TECHNOLOGY

Machine Learning Sharpens the Refrac Playbook

ML helps operators target shale refracs with more confidence, cutting guesswork though results vary by dataset

11 Jun 2025

Pumpjack extracting oil in arid landscape symbolizing mature shale assets

Refracturing is attracting renewed interest in mature US shale plays, but the focus is less on a surge in activity and more on improving how candidates are selected. Operators and researchers are increasingly using machine learning and data-driven workflows to judge which older horizontal wells still justify another stimulation campaign.

The central problem has long been uncertainty. Changes in reservoir pressure, altered stress fields and interference from nearby wells can all undermine refracturing results. Recent technical studies suggest that richer datasets and more structured modelling can narrow that uncertainty, even if they do not remove it.

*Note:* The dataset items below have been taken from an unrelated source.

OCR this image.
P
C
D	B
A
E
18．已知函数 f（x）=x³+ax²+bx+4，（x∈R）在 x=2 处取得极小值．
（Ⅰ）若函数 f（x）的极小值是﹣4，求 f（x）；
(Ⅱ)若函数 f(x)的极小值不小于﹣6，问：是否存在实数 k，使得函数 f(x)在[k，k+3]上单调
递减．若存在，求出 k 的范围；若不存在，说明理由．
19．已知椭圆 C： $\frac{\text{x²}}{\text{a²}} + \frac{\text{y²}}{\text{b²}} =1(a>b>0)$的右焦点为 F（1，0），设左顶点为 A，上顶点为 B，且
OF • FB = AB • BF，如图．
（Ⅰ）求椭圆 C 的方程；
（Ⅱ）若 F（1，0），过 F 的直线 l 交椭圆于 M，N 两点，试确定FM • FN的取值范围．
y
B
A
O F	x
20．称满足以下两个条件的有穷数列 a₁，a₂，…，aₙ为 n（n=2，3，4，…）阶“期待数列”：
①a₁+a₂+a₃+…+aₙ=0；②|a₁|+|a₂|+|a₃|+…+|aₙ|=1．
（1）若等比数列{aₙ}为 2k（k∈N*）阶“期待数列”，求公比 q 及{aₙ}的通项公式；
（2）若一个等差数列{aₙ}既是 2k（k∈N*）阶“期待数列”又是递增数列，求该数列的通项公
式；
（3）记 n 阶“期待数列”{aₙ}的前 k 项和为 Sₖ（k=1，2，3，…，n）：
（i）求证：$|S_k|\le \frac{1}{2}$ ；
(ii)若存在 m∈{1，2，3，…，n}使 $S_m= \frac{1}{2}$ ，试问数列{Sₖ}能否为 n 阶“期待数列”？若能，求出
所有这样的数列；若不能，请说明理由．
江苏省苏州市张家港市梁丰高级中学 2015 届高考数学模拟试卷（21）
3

At the Unconventional Resources Technology Conference in Houston this year, one study described combining diagnostic measurements and production history to calibrate an integrated simulator, before using it to blind-predict refracturing performance across multiple datasets in the Bakken and Midland Basin. The aim was to test predictability across wells, rather than rely on retrospective matches.

Industry publications have reported similar approaches. A feature in the Journal of Petroleum Technology described machine learning being applied to assess completion optimisation options in refracturing, drawing on case studies presented in URTeC sessions focused on artificial intelligence and new technologies.

Beyond individual examples, the broader technical direction is towards more systematic screening frameworks. Conference papers published on OnePetro, including recent ADIPEC proceedings, outline “physics-inspired, data-driven” workflows designed to identify underperforming wells that still have remaining potential, while filtering out those where risks outweigh likely gains.

Large oilfield service companies are contributing enabling tools, even when refracturing is not marketed as a standalone application. Halliburton points to AI- and machine learning-based subsurface analytics to support development decisions. SLB embeds AI across its Delfi digital platform, while Baker Hughes promotes machine learning frameworks for production operations. Such systems can be adapted for refracturing evaluation when data quality allows.

Adoption remains uneven. Machine learning models are highly sensitive to data completeness and local geology, which can limit their usefulness for older wells with patchy completion or pressure records. Even so, the shift is incremental but material. As datasets improve and workflows combine data-driven methods with diagnostics and engineering judgement, refracturing decisions are becoming more structured, more comparable and less reliant on trial and error.